We have seen that despite the fact that modernist practice privileges individual expression, artists have time and again come together as self-help groups with shared aims. This brings to our mind the Group 8 (1968), the printmaker's collective initiated by Prof. Jagmohan Chopra, aimed at constructing a community of printmakers. The collectivized efforts of Group 8 saw the emergence of special print exhibitions and publications some four decades back and how far did this help to expand the audience for the medium. Certainly this effort by Birla Academy of Art Culture under the stewardship of Atin Basak with 32 eminent artists some of whom are acclaimed Masters is also an attempt to “elevate” printmaking to an art form and remove all traces of its commercial, mass reproduction origins. Atin Basak says “…I am still… experimenting with different aspects of this medium for the last 20 years. Perhaps I enjoy the challenge of this indirect method which developed a true love for this medium. A surprising element is always active which attracted me from the beginning…What we are to do was to pull a medium out of its commercial context by pushing its limits beyond the parameters defined by commerce.”
There was no market for prints in the 1970's and one could push the frontiers of the medium in as a purely experimental gesture. The culture industry did not latch on to printmaking for a long time, therefore some of the most interesting explorations: processual and conceptual took place in printmaking. The aesthetics of printmaking was not dictated by market exigencies and this is clearly visible in the kind of work produced in that period. The parameters of “original” printmaking that emphasize working directly on the plate or matrix, instead of merely reproducing a work made in another medium are very important and equally to work with the mediums possibilities for the printmakers. Ravi Varma was primarily interested in expanding his audience for commercial reasons and therefore the potential of the multiple ways was very important for him.
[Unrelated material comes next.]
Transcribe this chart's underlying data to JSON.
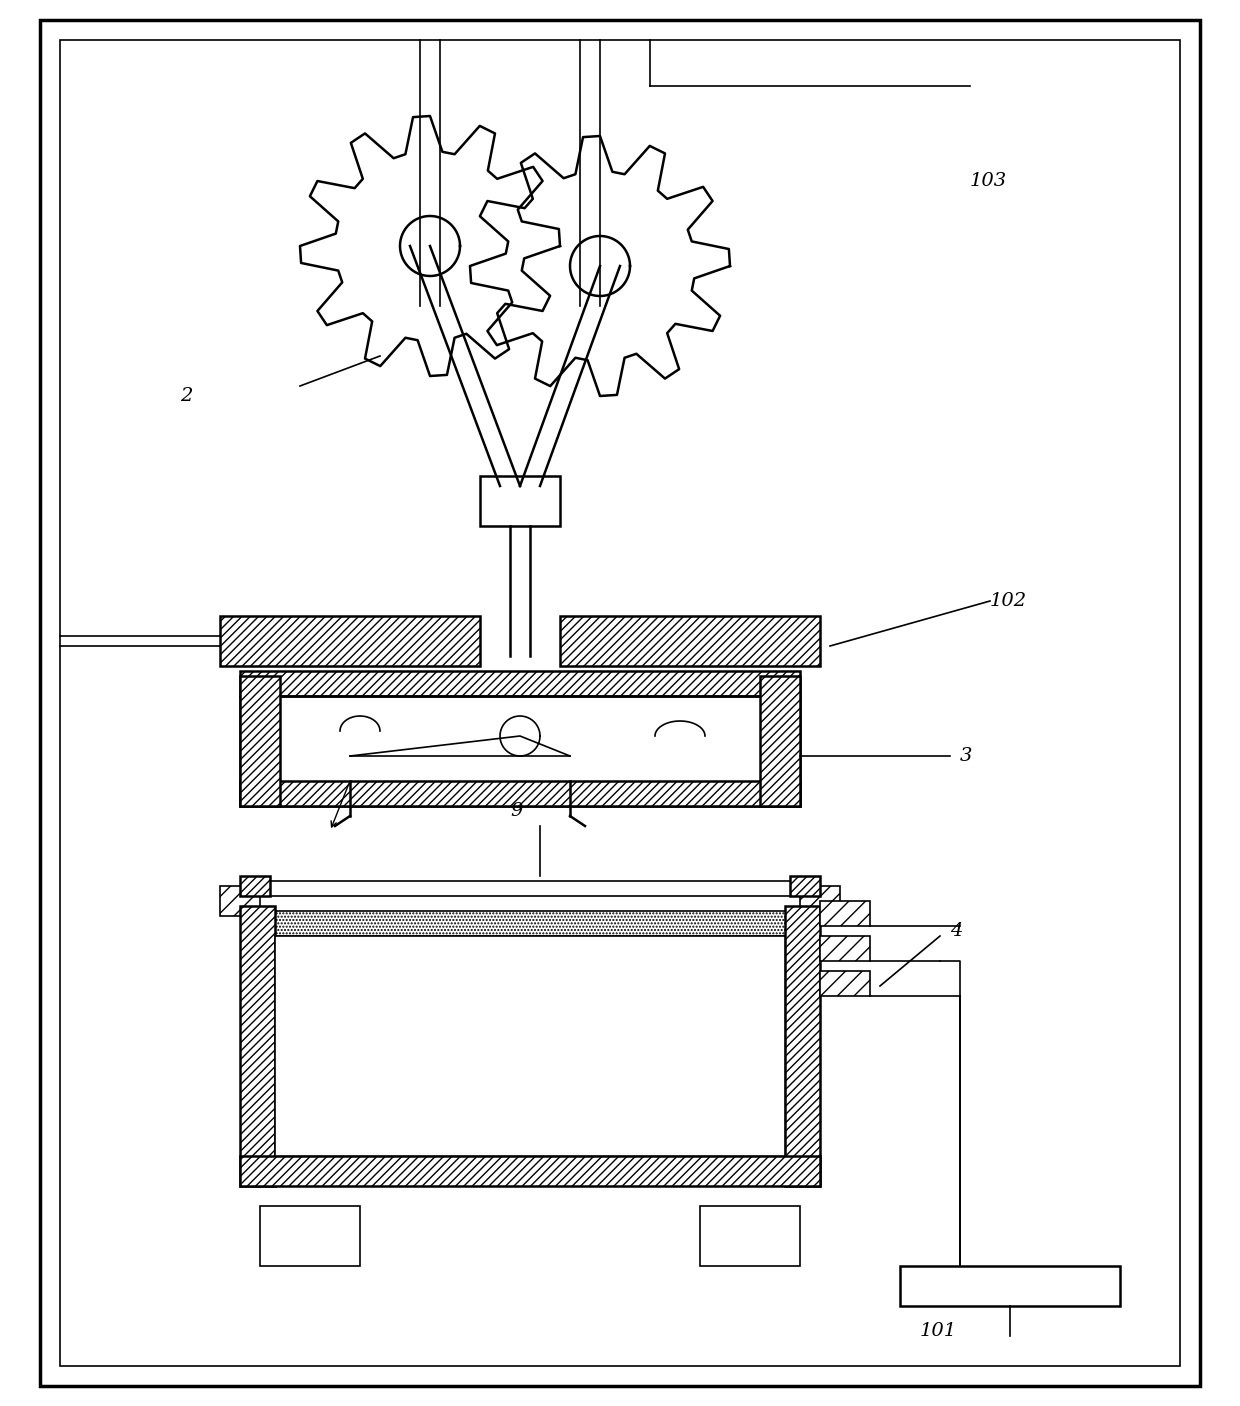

It is only much later in Santiniketan that artists began to experiment with the inherent expressive qualities of the techniques. In an interview given earlier Anupam Sud once said, “I am deeply anguished by the fact that today artists and galleries are complicit in misleading the public about printmaking with reproductions being passed off as originals.”
In intaglio the plate meant for printing bearing ink in a groove or pitted mark may be made from copper, zinc or steel or any hard material and the mark is either made directly be engraving or indirectly by etching with acid. Ink is rubbed and pushed into the mark and the surface wiped clean. Pressures of the press forces the paper into the plate and makes contact with ink during the printing which results in printed mirror- image of the original mark. These are then printed successively in registration. The plates confront the viewer here in the workshop in an overwhelming and dizzying fashion-exciting that it contrasts the work of major printmakers with widely disparate styles. This is the moment of aesthetic distance that provides the narrative a double edge. It is high time to stop defending printmaking as a valid art form and simply begin to recognize its enormous potential. Printing is explorative, creative and can incorporate carving, painting, drawing and using one's full artistic potential to create a work of art. These artists are eminent and prolific in their own field. Some were trained to be a painter or a sculptor but do not fear to go into an unchartered territory, their growing mastery as a sculptor, painter and printmaker deserve a wider recognition. The workshop's real importance is to gather artists at a time when a lot of printmakers have shifted their allegiance to painting blaming the condition of the art market responsible for this exodus. In order to sell the work, the galleries have to exercise equal effort whether it is a print or painting. This is why the galleries here have not supported the printmakers properly.